E fu così che arrivò il giorno delle tue dimissioni e con esso il tramonto di ogni nostra speranza, nonno. Fui io a comunicarti, una sera, che il giorno dopo saresti tornato nella tua casa e tu, con voce appannata, mi chiedesti di prepararti la valigia.
Ti risposi che mancavano più di dodici ore alle tue dimissioni, ma dovetti piegarmi davanti alla tua insistenza. Ti comportasti come un bambino, nonno, quella volta, credevi che solo se avessi tirato fuori la valigia portandola dall’armadietto, sistemandola poi vicino al letto, saresti uscito. Fu l’unica occasione in cui mi sentii più grande di te, e fu una sensazione che non mi piacque affatto perché eri tu la sola persona della famiglia che poteva riprenderci, segnalarci un errore, spronarci a fare del nostro meglio… tu, sempre e solo tu, come era avvenuto in tutti quegli anni.
Dovevo andare via, l’infermiera ci stava avvisando che l’orario delle visite era terminato ma tu non volevi lasciare andare la mia mano, perché eri impaziente di abbandonare quel letto d’ospedale, forse avresti voluto farlo quella sera stessa ma ciò non era possibile.

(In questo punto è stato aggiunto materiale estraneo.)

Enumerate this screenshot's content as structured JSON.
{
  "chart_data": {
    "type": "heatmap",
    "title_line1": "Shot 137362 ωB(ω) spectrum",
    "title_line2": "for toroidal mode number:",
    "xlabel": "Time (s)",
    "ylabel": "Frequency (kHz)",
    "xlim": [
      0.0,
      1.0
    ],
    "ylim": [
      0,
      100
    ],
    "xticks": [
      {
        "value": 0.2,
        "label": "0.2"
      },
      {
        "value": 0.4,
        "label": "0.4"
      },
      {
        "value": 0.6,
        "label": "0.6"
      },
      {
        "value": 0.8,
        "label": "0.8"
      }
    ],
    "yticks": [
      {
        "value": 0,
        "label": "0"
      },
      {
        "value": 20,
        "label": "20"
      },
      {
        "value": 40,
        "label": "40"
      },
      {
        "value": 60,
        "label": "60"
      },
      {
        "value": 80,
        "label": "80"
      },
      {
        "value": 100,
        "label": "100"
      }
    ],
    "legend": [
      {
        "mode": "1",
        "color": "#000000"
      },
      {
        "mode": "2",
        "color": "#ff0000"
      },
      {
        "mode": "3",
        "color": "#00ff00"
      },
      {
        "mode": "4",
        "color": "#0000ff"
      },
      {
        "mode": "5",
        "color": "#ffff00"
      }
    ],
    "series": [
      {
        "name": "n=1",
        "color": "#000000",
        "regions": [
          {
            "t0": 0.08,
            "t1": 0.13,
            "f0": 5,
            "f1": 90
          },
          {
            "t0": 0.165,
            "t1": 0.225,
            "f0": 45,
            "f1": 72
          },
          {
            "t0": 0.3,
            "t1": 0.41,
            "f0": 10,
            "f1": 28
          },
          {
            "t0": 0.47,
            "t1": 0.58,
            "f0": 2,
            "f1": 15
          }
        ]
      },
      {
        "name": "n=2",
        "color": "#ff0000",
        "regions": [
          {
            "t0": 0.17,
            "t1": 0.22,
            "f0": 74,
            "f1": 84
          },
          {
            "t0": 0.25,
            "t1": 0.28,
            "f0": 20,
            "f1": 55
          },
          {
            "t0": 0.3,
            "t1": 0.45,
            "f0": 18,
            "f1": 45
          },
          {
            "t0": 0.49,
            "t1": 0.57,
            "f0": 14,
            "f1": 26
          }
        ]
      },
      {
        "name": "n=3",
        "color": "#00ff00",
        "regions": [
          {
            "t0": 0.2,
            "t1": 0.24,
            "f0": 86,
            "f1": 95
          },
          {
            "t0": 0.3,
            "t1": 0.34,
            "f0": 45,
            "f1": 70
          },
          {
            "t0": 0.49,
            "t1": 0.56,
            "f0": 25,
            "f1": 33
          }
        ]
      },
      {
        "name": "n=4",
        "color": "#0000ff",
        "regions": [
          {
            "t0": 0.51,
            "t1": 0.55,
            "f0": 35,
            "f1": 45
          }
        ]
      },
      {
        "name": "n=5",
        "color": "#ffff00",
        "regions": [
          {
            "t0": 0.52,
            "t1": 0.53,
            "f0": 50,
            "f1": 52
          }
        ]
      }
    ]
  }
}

Ci salutammo nel nostro modo, tra le lacrime di un’intera corsia che si era commossa davanti alla nostra storia così speciale, a quel legame d’amore fortissimo e viscerale, a quel nonno che sembrava un padre, nei modi di fare e di guardare, a quella nipote che sembrava una figlia nel modo di piangere ma anche di risollevarsi da terra per infonderti coraggio, quando ormai non ce n’era più a sufficienza.
Dunque io ti salutai con la mano augurandoti: “ Buonanotte nonno”.
Tu portasti alla bocca la mano sinistra, due sole dita della mano sinistra, l’indice ed il medio, per lanciarmi il bacio dell’arrivederci. Io poi ti voltai le spalle e mentre correvo giù per le scale per fare più in fretta possibile, per far correre di più il tempo, in modo che venisse subito l’indomani mattina, pregai affinché quell’arrivederci fosse realmente tale, sperai che la notte non lo avrebbe trasformato in un addio.